A Monsieur Desportes, Abbé de Thiron
 
Nature est aux humains sur tous autres cruelle,
       On ne voit animaux
En la terre et au ciel, ni en l’onde infidèle,
       Qui souffrent tant de maux.
 
Le rayon éternel de l’essence divine,
       Qu’en naissant nous avons,
De mille passions nos tristes jours épine
       Tandis que nous vivons :
 
Et non pas seulement vivants il nous torture,
       Mais nous blesse au trépas,
Car pour prévoir la mort, elle nous est plus dure
       Qu’elle ne serait pas.
 
Si tôt que notre esprit dans le cerveau raisonne,
       Nous l’allons redoutant,
Et sans cette frayeur que la raison nous donne,
       On ne la craindrait tant.
 
Nous craignons de mourir, de perdre la lumière
       Du Soleil radieux,
Nous craignons de passer sur les ais d’une bière
       Le fleuve stygieux.
 
Nous craignons de laisser nos maisons délectables,
       Nos biens et nos honneurs,
Ces belles dignités, qui nous font vénérables
       Remarquer des seigneurs.
 
Les peuples des forêts, de l’air et des rivières,
       Qui ne voient si loin,
Tombent journellement aux mortelles pantières
       Sans se gêner de soin.
 
Leur vie est plus heureuse, et moins sujette aux peines,
       Et encombres divers,
Que nous souffrons chétifs en nos âmes humaines,
       De désastres couverts.
 
Ores nous point l’amour, Tyran de la jeunesse,
       Ores l’avare faim
De l’or injurieux, qui fait que chacun laisse
       La vertu pour le gain.
 
Cetui-ci se tourmente après les grandeurs vaines,
       Enflé d’ambition,
De cetui-là l’envie empoisonne les veines
       Cruelle passion.
 
La haine, le courroux, le dépit, la tristesse,
       L’outrageuse rancœur,
Et la tendre pitié du faible qu’on oppresse,
       Nous bourrellent le cœur.
 
Et voilà notre vie, ô misérables hommes !

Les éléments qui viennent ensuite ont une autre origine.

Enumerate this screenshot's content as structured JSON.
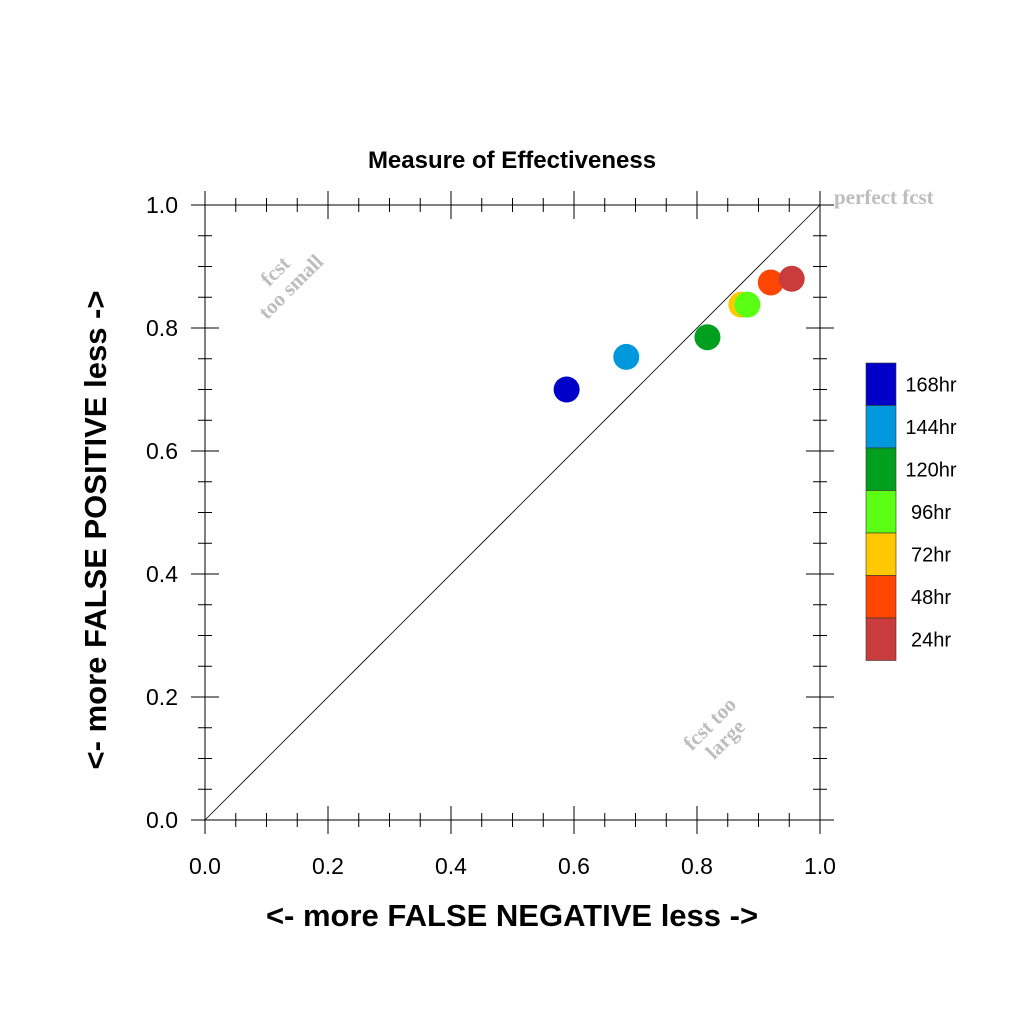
{
  "chart_data": {
    "type": "scatter",
    "title": "Measure of Effectiveness",
    "xlabel": "<- more   FALSE NEGATIVE   less ->",
    "ylabel": "<- more   FALSE POSITIVE   less ->",
    "xlim": [
      0,
      1
    ],
    "ylim": [
      0,
      1
    ],
    "x_ticks": [
      "0.0",
      "0.2",
      "0.4",
      "0.6",
      "0.8",
      "1.0"
    ],
    "y_ticks": [
      "0.0",
      "0.2",
      "0.4",
      "0.6",
      "0.8",
      "1.0"
    ],
    "grid": false,
    "diagonal_line": true,
    "annotations": {
      "perfect": "perfect fcst",
      "too_small_line1": "fcst",
      "too_small_line2": "too small",
      "too_large_line1": "fcst too",
      "too_large_line2": "large"
    },
    "legend_position": "right",
    "series": [
      {
        "name": "168hr",
        "color": "#0000c8",
        "x": 0.588,
        "y": 0.7
      },
      {
        "name": "144hr",
        "color": "#0098dc",
        "x": 0.685,
        "y": 0.753
      },
      {
        "name": "120hr",
        "color": "#00a01e",
        "x": 0.817,
        "y": 0.785
      },
      {
        "name": "96hr",
        "color": "#5aff14",
        "x": 0.882,
        "y": 0.838
      },
      {
        "name": "72hr",
        "color": "#ffc800",
        "x": 0.872,
        "y": 0.838
      },
      {
        "name": "48hr",
        "color": "#ff4600",
        "x": 0.92,
        "y": 0.874
      },
      {
        "name": "24hr",
        "color": "#c83c3c",
        "x": 0.954,
        "y": 0.88
      }
    ]
  }
}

       Nous semblons être nés
Pour être, cependant qu’en ce monde nous sommes,
       Toujours infortunés.
 
Et encore, où le ciel en une belle vie
       Quelque vertu enclot,
La chagrineuse mort qui les hommes envie
       Nous la pille aussi tôt.
 
Ainsi le vert émail d’une riante prée
       Est soudain effacé,
Ainsi l’aimable teint d’une rose pourprée
       Est aussitôt passé.
 
La jeunesse de l’an n’est de longue durée,
       Mais l’Hiver aux doigts gourds,
Et l’Été embruni de la torche éthérée
       Durent presque toujours.
 
Mais las ! ô doux Printemps, votre verdeur fanie
       Retourne en même point,
Mais quand notre jeunesse une fois est finie
       Elle ne revient point.
 
La vieillesse nous prend maladive et fâcheuse,
       Hôtesse de la mort,
Qui pleins de mal nous pousse en une tombe creuse
       D’où jamais on ne sort.
 
Desportes, que la Muse honore et favorise
       Entre tous ceux qui ont
Suivi le saint Phébus, et sa science apprise
       Dessus le double mont.
 
Vous voyez ce Ronsard, merveille de notre âge,
       L’honneur de l’univers,
Paitre de sa chair morte, inévitable outrage,
       Une source de vers.
 
De rien votre Apollon, ni les Muses pucelles
       Ne lui ont profité,
Bien qu’ils eussent pour lui les deux croppes jumelles
       De Parnasse quitté :
 
Et qu’ils eut conduits aux accords de sa lyre
       Dans ce français séjour,
Pour chanter de nos rois, et leurs victoires dire,
       Ou sonner de l’amour.
 
C’est grand cas, que ce Dieu, qui dès enfance l’aime,
       Affranchit du trépas
Ses divines chansons, et que le chantre même
       N’en affranchisse pas.
 
Vous en serez ainsi : car bien que votre gloire,
       Épandue en tous lieux,
Ne descende étouffée en une tombe noire
       Comme un peuple otieux,
 
Et que vos sacres vers, qui de honte font taire
       Les plus grands du métier,
Nous fassent choir des mains, quand nous en cuidons faire,
       La plume et le papier.
 
Si verres vous le fleuve où tout le monde arrive,
       Et payerez le denier
Que prend pour nous passer jusques à l’autre rive
       L’avare Nautonier.
 
Que ne ressemblons nous aux vagueuses rivières
       Qui ne changent de cours ?
Ou au branle éternel des ondes marinières
       Qui reflottent toujours ?
 
Et n’est-ce pas pitié, que ces roches pointues,
       Qui semblent dépiter,
De vents, de flots, d’orage, et de foudres battues,
       L’ire de Jupiter,
 
Vivent incessamment, incessamment demeurent
       Dans leurs membres pierreux,
Et que des hommes, tels que ce grand Ronsard, meurent
       Par un sort rigoureux ?
 
O destin lamentable ! un homme qui approche
       De la divinité
Est ravi de ce monde, et le front d’une roche
       Dure un éternité.
 
Qui pourra désormais d’une haleine assez forte
       Entonner comme il faut
La gloire de mon roi, puisque la muse est morte
       Qui le chantait si haut ?
 
Qui dira ses combats ? ses batailles sanglantes ?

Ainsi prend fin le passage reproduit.